There are professors who get in, stay in, and burn out. Alvarez says that making the work “gives you something to draw from and pass on in the classroom. It is the well. If that dries up, then it is all over.” Becker informs us that an institution does not want blasé people, and for those who need to be replaced, there are ways of getting people to leave, but that is a rarity. There is post-tenure review, and there are incentives for quality performance such as pay increases and scheduling flexibility. The significance of maintaining a tenured position differs for each professor. If approved, Alvarez’s tenure will make her the first tenured Puerto Rican in the history of SAIC’s painting department, which “carries a lot of weight” for her. Alvarez explains that receiving tenure is both an “honor and a privilege, especially in a school like the SAIC, where there is so much brilliance.”

My beleaguered professor who is author of the “first living painting” may be behind on the contemporary scene — clever as it may be, a living painting may or may not be great art. But this same professor had the freedom to experiment.

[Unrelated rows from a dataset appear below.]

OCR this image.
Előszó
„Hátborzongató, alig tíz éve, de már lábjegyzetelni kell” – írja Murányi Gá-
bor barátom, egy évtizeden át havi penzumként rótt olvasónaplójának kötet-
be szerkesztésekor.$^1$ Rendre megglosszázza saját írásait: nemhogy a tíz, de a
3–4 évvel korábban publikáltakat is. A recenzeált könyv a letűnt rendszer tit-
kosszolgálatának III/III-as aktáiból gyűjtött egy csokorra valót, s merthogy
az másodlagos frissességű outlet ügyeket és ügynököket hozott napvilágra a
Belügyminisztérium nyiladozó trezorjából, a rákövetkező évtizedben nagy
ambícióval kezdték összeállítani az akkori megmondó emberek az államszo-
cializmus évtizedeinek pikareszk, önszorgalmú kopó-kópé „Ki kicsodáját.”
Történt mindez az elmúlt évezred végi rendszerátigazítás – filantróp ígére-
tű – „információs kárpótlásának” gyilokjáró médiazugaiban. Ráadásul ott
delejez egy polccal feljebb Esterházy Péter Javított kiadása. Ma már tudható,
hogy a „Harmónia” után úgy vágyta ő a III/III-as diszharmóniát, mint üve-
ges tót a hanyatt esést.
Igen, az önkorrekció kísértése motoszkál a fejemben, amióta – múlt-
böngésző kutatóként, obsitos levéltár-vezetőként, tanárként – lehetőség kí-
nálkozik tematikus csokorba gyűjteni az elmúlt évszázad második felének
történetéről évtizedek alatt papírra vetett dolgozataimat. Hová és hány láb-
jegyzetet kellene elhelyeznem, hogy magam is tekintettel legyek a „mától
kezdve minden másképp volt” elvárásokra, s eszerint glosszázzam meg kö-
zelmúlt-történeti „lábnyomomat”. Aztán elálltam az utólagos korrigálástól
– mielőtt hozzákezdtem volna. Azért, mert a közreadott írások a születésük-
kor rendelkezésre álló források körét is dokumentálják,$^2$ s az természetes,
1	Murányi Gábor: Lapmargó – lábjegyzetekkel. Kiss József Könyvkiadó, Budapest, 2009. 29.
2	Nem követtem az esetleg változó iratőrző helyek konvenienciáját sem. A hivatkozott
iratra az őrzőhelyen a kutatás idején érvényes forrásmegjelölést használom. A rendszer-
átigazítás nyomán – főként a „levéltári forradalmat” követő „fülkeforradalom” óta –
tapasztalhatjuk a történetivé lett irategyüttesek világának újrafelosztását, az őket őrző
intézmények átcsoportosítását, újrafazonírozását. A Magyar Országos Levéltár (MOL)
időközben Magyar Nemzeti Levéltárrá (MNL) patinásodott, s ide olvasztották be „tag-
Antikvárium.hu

He also brought forty plus years of art- making experience to the classroom, along with a dedication to his students and to his vocation. I will never forget his lessons, not only because of the things he taught, but because he once traveled two hours to attend one of my exhibitions. The tenure process may be tedious for both the faculty and the institution, but it would seem the benefits outweigh the drawbacks because at its best, the tenure process can produce not only committed educators, but also innovative artists.